說“搶”不太恰當,族群中的一切本來就是首領所有,被搶的男猿人情緒低沉,依依不舍地看着那些東西。
有形之物容易模仿,無形的制度卻很難複刻。族群的資源系于族長一人,他們的發展注定慢很多。
他們的到來還有一樁好處,未能囤積充足食物過冬的族人可以用手工品去交換更多食物。就算别的不會,聚落裡人人都會編繩子,而一段一人高的繩子就能交換一大捧海菜或者一隻小動物,這個冬天族人都不必為了稅收和食物而發愁了。

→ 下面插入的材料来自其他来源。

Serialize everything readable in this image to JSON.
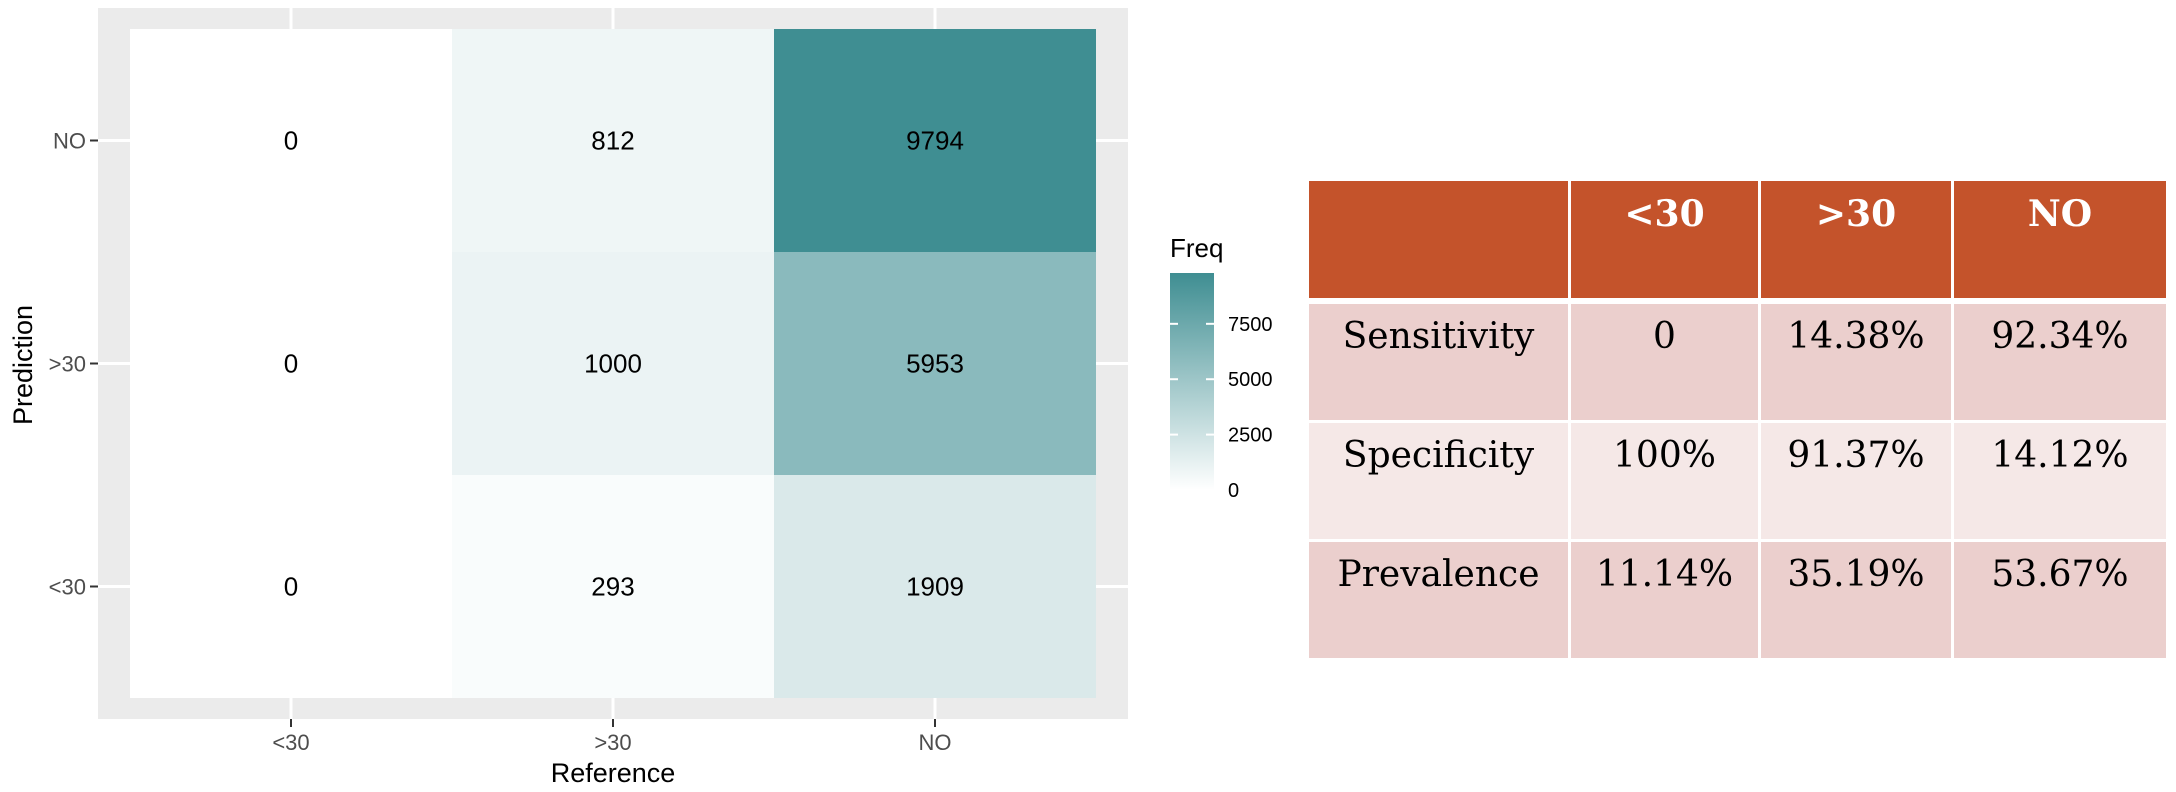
{
  "chart_data": {
    "type": "heatmap",
    "x_categories": [
      "<30",
      ">30",
      "NO"
    ],
    "y_categories": [
      "<30",
      ">30",
      "NO"
    ],
    "xlabel": "Reference",
    "ylabel": "Prediction",
    "cells": [
      {
        "x": "<30",
        "y": "NO",
        "value": 0
      },
      {
        "x": ">30",
        "y": "NO",
        "value": 812
      },
      {
        "x": "NO",
        "y": "NO",
        "value": 9794
      },
      {
        "x": "<30",
        "y": ">30",
        "value": 0
      },
      {
        "x": ">30",
        "y": ">30",
        "value": 1000
      },
      {
        "x": "NO",
        "y": ">30",
        "value": 5953
      },
      {
        "x": "<30",
        "y": "<30",
        "value": 0
      },
      {
        "x": ">30",
        "y": "<30",
        "value": 293
      },
      {
        "x": "NO",
        "y": "<30",
        "value": 1909
      }
    ],
    "legend": {
      "title": "Freq",
      "ticks": [
        0,
        2500,
        5000,
        7500
      ],
      "range": [
        0,
        9794
      ],
      "low_color": "#ffffff",
      "high_color": "#3f8e92",
      "placement": "right"
    },
    "grid": true,
    "panel_background": "#ebebeb"
  },
  "table": {
    "headers": [
      "",
      "<30",
      ">30",
      "NO"
    ],
    "rows": [
      {
        "label": "Sensitivity",
        "values": [
          "0",
          "14.38%",
          "92.34%"
        ]
      },
      {
        "label": "Specificity",
        "values": [
          "100%",
          "91.37%",
          "14.12%"
        ]
      },
      {
        "label": "Prevalence",
        "values": [
          "11.14%",
          "35.19%",
          "53.67%"
        ]
      }
    ],
    "header_color": "#c4532b"
  }
}
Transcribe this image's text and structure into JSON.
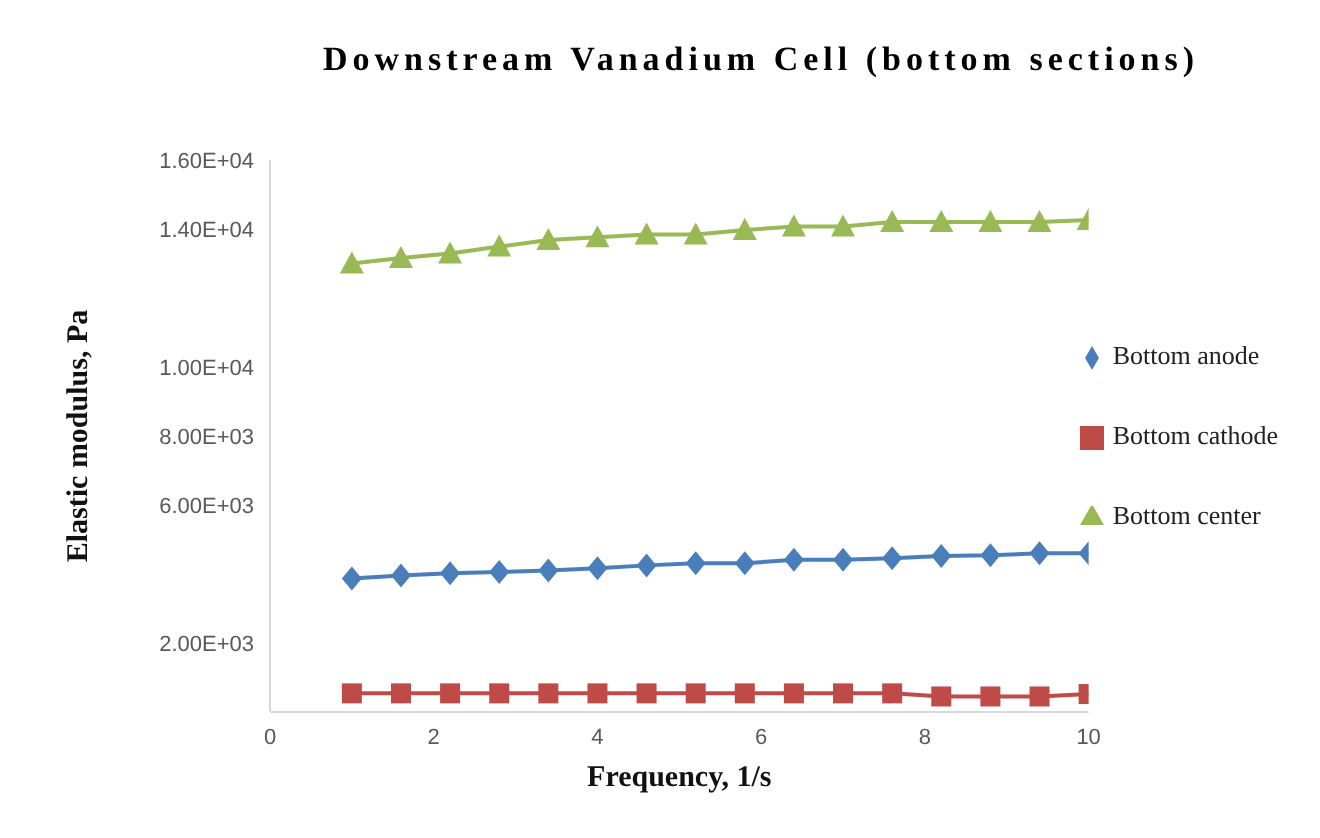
{
  "chart_data": {
    "type": "line",
    "title": "Downstream Vanadium Cell (bottom sections)",
    "xlabel": "Frequency, 1/s",
    "ylabel": "Elastic modulus, Pa",
    "x": [
      1,
      1.6,
      2.2,
      2.8,
      3.4,
      4,
      4.6,
      5.2,
      5.8,
      6.4,
      7,
      7.6,
      8.2,
      8.8,
      9.4,
      10
    ],
    "series": [
      {
        "name": "Bottom anode",
        "color": "#4a7ebb",
        "marker": "diamond",
        "values": [
          3870,
          3960,
          4020,
          4060,
          4100,
          4170,
          4250,
          4310,
          4310,
          4410,
          4410,
          4460,
          4520,
          4540,
          4600,
          4600
        ]
      },
      {
        "name": "Bottom cathode",
        "color": "#be4b48",
        "marker": "square",
        "values": [
          540,
          540,
          540,
          540,
          540,
          540,
          540,
          540,
          540,
          540,
          540,
          540,
          450,
          450,
          450,
          520
        ]
      },
      {
        "name": "Bottom center",
        "color": "#98b954",
        "marker": "triangle",
        "values": [
          13000,
          13160,
          13290,
          13490,
          13680,
          13760,
          13840,
          13840,
          13970,
          14070,
          14070,
          14200,
          14200,
          14200,
          14200,
          14260
        ]
      }
    ],
    "xlim": [
      0,
      10
    ],
    "xticks": [
      0,
      2,
      4,
      6,
      8,
      10
    ],
    "ylim": [
      0,
      16000
    ],
    "yticks": [
      {
        "value": 2000,
        "label": "2.00E+03"
      },
      {
        "value": 6000,
        "label": "6.00E+03"
      },
      {
        "value": 8000,
        "label": "8.00E+03"
      },
      {
        "value": 10000,
        "label": "1.00E+04"
      },
      {
        "value": 14000,
        "label": "1.40E+04"
      },
      {
        "value": 16000,
        "label": "1.60E+04"
      }
    ],
    "grid": false,
    "legend": "right",
    "line_style": "solid"
  }
}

“這就叫技術優勢啊!”岑商感慨了一句,她看見多毛男把東西都放進了交換來的一個藤筐中,很重視地抱在身前,生怕别人偷走,同時他還不時往東邊瞥着什麼,讓人覺得很奇怪。
“你在找誰?”岑商問。
“人。”多毛男會的詞彙很少,但他同時也在或主動或被動地學習着,目前隻能單字交流。剛說完,他看到什麼一樣站了起來,朝遠處十分用力地長長嚎叫一聲。這一嗓子嘹亮極了,岑商覺得腦瓜子嗡嗡的,十分佩服他強韌的聲帶。
落日餘晖下,天邊走過來兩個猿人,看上去都是多毛男的族人,他們的身後卻跟着一隻踢踢踏踏的四蹄動物。
走得近了,岑商驚喜地喊:“是驢!?你們抓到驢了?”
這棕色的大身子、修長的四肢、一邊一個帶毛的大耳朵,和上次岑商在他們領地看見的一模一樣,就是家驢PLUS版!
這次她沒能控制好表情,多毛男立刻坐地起價:“驢,對!換。”
“換什麼?”
他指了指壯。
壯大驚:“你想什麼?我不跟你走!”
岑商也差點一口水噴出來,皮笑肉不笑地說:“大哥,你省省吧。”
怎麼着她也不可能用族人去換一頭動物啊,再怎麼有用的也不行!
多毛男搖搖頭,嗚嗚嗚了一陣,譯說:“他說,帶人回去,建地窖。”
上次沒提是回去自己試了試不成功,所以這次才提出了這樣的要求?岑商猜測着,她仔細考慮了一下:“你直接問他們,隻要他們同意,我不管。這隻驢我要了,你提其他條件吧。”
多毛男想了想:“竈,陶。”
生食和熟食差距很大,而煮熟的食物比起單純烤制的食物更易于吞咽,對人的牙齒和胃部消化好處多多,而且節省大量進食時間。多毛男是一個合格的首領,他提出的要求,無論是石矛還是現在這兩樣,都是族群最最需要的。
既然是必需品,價格當然不止是一頭驢子這麼便宜,岑商說:“你還記得上次我指給你看的馬吧?你要給我五頭驢子和五匹馬,這件事我就幫你促成。”
在譯掰着手指給他數了半天後,多毛男總算弄清楚了,他答應了下來。